We strongly recommend you implement this guidance to secure your Microsoft 365 cloud environment.
The two primary threat vectors are federation trust relationships and account synchronization. Both vectors can grant an attacker administrative access to your cloud.
- Federated trust relationships, such as SAML authentication, are used to authenticate to Microsoft 365 via your on-premises Identity Infrastructure. If a SAML token signing certificate is compromised, federation would allow anyone with that certificate to impersonate any user in your cloud. We recommend you disable federation trust relationships for authentication to Microsoft 365 when possible.
- Account synchronization can be used to modify privileged users (including their credentials) or groups granted administrative privileges in Microsoft 365. We recommend you ensure that synchronized objects hold no privileges beyond a user in Microsoft 365, either directly or via inclusion in trusted roles or groups. Ensure these objects have no direct or nested assignment in trusted cloud roles or groups.
- Fully Isolate your Microsoft 365 administrator accounts. They should be
- Mastered in Azure AD.
- Authenticated with Multi-factor authentication (MFA).
- Secured by Azure AD conditional access.
- Accessed only by using Azure Managed Workstations.
These are restricted use accounts. There should be no on-premises accounts with administrative privileges in Microsoft 365. For more information see this overview of Microsoft 365 administrator roles. Also see Roles for Microsoft 365 in Azure Active Directory.
- Manage devices from Microsoft 365. Use Azure AD Join and cloud-based mobile device management (MDM) to eliminate dependencies on your on-premises device management infrastructure, which can compromise device and security controls.
- No on-premises account has elevated privileges to Microsoft 365. Accounts accessing on-premises applications that require NTLM, LDAP, or Kerberos authentication need an account in the organization’s on-premises identity infrastructure.

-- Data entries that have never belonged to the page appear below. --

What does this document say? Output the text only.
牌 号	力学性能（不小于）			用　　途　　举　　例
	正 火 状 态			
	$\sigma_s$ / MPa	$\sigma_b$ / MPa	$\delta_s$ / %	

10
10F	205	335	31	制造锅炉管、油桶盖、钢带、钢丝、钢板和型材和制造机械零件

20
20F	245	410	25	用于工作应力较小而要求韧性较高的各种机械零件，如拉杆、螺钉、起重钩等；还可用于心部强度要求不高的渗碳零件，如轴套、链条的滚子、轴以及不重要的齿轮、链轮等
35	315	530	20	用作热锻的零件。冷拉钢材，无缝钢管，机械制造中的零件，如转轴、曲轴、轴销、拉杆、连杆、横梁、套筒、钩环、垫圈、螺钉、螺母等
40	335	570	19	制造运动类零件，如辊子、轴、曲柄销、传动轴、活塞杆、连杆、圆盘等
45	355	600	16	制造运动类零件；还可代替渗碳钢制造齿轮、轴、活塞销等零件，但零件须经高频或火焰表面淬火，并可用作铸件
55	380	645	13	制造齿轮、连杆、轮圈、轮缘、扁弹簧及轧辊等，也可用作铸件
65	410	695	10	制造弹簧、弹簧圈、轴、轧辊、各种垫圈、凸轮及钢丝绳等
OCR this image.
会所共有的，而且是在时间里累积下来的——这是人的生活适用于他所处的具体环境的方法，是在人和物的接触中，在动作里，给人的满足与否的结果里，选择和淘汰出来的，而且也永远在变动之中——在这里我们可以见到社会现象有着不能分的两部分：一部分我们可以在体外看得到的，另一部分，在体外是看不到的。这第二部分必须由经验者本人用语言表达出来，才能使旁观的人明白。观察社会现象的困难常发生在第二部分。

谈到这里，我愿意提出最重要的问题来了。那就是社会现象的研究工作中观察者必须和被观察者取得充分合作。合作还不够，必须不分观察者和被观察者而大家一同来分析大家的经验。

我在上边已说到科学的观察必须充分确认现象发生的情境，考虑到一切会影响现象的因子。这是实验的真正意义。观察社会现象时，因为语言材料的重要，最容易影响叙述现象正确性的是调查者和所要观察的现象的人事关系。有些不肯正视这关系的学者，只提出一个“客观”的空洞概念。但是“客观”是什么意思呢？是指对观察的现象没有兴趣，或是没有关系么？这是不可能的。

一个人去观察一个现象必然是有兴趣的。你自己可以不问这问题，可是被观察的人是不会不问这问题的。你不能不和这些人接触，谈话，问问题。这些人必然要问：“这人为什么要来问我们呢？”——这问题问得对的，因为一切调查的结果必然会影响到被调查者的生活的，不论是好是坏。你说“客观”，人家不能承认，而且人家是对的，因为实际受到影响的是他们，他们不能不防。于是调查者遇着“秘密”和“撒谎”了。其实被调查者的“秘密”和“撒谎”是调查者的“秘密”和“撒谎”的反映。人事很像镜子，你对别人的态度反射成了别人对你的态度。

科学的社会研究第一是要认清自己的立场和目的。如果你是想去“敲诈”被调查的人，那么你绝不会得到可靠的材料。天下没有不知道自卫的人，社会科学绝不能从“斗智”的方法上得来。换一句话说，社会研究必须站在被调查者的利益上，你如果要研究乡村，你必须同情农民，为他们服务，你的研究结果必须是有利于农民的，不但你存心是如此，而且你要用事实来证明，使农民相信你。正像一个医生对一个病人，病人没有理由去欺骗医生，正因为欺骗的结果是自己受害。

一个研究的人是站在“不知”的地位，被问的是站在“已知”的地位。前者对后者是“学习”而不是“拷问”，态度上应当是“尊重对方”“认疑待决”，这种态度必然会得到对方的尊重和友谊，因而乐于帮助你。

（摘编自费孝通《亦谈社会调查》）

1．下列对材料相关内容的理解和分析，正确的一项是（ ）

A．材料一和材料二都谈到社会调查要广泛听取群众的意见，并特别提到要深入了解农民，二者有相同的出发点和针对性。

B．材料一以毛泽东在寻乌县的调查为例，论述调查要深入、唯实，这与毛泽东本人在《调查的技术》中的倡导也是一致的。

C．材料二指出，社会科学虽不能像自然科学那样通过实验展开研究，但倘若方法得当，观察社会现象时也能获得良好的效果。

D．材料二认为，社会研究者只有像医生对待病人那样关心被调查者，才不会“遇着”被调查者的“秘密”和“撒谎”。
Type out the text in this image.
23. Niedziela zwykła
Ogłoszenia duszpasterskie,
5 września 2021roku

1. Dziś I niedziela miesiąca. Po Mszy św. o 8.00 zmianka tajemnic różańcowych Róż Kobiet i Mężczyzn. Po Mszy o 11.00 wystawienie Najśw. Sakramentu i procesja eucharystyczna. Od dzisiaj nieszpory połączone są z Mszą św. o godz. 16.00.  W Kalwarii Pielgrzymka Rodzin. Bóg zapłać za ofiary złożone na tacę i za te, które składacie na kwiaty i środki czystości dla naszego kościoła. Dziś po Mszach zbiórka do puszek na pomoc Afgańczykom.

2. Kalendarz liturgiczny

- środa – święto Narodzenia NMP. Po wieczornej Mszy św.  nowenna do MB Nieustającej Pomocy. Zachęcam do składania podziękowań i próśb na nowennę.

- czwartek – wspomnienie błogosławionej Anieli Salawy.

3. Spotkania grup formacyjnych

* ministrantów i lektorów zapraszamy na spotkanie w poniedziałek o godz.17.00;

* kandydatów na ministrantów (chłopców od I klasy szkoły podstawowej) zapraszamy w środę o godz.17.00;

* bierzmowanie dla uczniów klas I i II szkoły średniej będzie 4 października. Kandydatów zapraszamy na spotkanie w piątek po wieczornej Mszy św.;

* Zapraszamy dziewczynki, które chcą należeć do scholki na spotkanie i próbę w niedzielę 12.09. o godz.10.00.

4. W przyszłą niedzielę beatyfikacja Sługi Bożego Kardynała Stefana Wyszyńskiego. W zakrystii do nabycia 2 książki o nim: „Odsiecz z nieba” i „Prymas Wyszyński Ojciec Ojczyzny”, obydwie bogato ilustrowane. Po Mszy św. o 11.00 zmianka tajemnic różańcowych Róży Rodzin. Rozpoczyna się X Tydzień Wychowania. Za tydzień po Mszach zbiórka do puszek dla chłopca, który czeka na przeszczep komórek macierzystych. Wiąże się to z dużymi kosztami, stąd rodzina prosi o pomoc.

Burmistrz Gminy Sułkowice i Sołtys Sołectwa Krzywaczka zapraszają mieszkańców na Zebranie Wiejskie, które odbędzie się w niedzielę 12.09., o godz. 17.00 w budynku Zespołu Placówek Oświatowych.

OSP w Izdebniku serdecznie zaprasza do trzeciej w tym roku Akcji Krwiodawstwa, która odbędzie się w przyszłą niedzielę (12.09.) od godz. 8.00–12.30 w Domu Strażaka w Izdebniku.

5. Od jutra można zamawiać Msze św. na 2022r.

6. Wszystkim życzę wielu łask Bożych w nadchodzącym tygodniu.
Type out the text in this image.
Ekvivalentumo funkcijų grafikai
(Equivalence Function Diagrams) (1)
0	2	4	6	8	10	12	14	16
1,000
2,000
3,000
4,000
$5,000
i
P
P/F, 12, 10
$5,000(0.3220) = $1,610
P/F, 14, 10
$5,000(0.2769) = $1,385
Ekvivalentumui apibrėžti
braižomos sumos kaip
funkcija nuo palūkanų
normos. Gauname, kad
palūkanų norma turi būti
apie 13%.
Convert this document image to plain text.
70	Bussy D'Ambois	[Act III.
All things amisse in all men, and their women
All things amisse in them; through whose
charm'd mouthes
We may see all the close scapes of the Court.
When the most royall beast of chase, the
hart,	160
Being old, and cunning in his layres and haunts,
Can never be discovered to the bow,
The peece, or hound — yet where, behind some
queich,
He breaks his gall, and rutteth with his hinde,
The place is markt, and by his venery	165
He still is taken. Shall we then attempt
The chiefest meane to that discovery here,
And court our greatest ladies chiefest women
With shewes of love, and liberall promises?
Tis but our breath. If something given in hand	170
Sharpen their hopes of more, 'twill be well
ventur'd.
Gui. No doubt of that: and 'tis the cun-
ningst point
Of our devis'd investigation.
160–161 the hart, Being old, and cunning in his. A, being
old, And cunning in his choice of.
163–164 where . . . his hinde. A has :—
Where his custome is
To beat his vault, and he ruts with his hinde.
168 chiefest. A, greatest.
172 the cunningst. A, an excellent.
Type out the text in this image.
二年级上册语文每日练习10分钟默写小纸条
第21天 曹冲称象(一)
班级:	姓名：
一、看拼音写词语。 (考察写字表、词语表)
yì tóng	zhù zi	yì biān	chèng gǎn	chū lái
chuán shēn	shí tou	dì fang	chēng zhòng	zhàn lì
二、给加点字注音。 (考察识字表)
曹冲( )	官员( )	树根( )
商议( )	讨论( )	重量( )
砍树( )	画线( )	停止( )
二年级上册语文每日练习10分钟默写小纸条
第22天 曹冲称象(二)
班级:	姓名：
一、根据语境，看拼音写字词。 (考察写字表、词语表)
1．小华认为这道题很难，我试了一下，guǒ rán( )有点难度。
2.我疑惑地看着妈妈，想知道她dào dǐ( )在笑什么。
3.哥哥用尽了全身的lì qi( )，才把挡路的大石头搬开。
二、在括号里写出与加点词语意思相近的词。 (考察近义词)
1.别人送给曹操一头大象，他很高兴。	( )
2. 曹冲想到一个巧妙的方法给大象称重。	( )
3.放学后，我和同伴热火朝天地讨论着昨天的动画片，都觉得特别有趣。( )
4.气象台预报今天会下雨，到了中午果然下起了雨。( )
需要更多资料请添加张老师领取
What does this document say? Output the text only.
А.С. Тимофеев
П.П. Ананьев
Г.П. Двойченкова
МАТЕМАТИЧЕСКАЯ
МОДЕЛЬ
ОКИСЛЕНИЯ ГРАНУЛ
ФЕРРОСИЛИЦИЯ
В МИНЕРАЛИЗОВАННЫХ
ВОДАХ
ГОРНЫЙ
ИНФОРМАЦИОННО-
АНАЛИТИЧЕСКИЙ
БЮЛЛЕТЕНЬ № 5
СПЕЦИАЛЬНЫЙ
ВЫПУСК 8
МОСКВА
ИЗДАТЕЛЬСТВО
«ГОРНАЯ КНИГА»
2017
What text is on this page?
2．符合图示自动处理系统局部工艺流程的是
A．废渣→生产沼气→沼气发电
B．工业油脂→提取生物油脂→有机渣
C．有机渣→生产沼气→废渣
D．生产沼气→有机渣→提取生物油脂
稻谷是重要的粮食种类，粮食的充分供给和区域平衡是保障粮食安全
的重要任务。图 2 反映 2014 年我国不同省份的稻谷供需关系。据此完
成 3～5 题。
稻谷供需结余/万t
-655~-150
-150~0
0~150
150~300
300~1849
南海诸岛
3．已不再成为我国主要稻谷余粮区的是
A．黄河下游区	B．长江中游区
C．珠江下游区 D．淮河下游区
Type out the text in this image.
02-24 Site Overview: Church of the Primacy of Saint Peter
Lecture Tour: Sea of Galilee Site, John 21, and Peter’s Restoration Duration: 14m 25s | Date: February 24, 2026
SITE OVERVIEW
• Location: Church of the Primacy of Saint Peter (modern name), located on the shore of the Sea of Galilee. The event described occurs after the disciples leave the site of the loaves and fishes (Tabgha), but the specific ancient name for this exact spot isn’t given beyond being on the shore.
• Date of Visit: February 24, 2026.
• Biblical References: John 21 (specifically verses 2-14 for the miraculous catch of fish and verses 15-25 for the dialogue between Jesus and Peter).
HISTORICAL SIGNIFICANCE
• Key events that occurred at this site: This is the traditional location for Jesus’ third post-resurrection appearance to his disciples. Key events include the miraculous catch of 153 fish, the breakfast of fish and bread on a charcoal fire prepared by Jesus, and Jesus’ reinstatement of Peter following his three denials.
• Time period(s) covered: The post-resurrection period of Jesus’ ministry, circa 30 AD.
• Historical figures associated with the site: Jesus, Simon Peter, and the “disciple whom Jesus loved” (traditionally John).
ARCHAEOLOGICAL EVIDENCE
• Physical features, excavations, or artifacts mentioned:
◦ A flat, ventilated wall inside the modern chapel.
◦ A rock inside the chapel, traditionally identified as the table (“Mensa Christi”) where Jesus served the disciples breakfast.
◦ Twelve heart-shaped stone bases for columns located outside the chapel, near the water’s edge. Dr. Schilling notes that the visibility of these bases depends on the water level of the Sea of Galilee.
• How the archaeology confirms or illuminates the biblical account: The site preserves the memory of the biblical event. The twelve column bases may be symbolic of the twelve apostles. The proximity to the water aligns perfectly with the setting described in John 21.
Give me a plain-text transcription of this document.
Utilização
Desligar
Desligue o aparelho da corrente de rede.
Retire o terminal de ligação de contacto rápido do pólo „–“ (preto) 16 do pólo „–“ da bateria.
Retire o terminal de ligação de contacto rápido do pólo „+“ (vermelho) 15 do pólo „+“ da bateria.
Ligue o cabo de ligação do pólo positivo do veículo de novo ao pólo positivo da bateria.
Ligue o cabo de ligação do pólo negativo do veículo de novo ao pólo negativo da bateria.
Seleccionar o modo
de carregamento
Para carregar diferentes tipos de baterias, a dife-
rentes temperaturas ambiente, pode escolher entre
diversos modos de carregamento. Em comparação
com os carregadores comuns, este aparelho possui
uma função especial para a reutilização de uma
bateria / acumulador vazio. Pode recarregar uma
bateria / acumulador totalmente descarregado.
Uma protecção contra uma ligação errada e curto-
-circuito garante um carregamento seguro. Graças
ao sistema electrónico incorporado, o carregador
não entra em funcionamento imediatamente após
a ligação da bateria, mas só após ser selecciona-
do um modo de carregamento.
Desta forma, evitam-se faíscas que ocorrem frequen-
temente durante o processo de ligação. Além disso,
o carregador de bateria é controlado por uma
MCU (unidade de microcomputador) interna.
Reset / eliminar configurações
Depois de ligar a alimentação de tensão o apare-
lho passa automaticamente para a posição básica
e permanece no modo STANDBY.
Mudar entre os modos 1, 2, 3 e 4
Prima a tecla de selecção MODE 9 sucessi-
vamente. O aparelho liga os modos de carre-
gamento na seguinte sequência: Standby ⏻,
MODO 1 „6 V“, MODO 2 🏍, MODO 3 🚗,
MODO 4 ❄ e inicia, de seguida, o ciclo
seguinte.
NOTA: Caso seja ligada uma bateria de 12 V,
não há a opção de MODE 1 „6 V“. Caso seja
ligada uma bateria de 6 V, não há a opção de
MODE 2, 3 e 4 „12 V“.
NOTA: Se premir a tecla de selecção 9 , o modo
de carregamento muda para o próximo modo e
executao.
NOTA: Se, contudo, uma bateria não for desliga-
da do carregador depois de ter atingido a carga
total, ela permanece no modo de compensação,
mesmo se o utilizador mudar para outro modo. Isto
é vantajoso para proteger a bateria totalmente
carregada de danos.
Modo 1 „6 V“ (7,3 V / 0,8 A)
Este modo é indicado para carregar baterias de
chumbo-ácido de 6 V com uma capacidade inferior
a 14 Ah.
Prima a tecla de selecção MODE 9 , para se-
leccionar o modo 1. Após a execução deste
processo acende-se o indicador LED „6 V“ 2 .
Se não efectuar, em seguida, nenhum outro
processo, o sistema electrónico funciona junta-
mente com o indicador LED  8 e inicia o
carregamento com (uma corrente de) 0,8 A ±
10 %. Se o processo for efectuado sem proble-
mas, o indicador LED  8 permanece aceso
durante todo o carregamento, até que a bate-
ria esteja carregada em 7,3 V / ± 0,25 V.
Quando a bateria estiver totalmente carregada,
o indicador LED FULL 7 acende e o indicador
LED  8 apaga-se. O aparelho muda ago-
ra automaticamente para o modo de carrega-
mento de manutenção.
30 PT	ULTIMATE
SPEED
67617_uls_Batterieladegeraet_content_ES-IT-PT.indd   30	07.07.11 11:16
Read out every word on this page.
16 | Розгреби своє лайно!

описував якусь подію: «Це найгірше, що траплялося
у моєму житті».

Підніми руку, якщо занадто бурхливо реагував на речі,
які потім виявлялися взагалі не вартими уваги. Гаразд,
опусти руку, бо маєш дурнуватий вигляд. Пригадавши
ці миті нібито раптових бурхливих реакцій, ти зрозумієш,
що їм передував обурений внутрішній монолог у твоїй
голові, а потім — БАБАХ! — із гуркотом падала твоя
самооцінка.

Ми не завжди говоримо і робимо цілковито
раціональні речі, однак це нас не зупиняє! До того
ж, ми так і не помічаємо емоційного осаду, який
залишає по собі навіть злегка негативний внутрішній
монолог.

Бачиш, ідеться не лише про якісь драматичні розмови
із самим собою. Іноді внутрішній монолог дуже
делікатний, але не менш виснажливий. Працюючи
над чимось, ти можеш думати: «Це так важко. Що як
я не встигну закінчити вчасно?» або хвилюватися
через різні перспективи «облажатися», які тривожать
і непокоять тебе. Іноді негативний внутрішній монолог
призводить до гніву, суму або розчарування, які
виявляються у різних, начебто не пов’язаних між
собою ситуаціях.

Ensure that these accounts, including service accounts, are not included in privileged cloud roles or groups and that changes to these accounts cannot impact the integrity of your cloud environment. Privileged on-premises software must not be capable of impacting Microsoft 365 privileged accounts or roles.
- Use Azure AD cloud authentication to eliminate dependencies on your on-premises credentials. Always use strong authentication, such as Windows Hello, FIDO, the Microsoft Authenticator, or Azure AD MFA.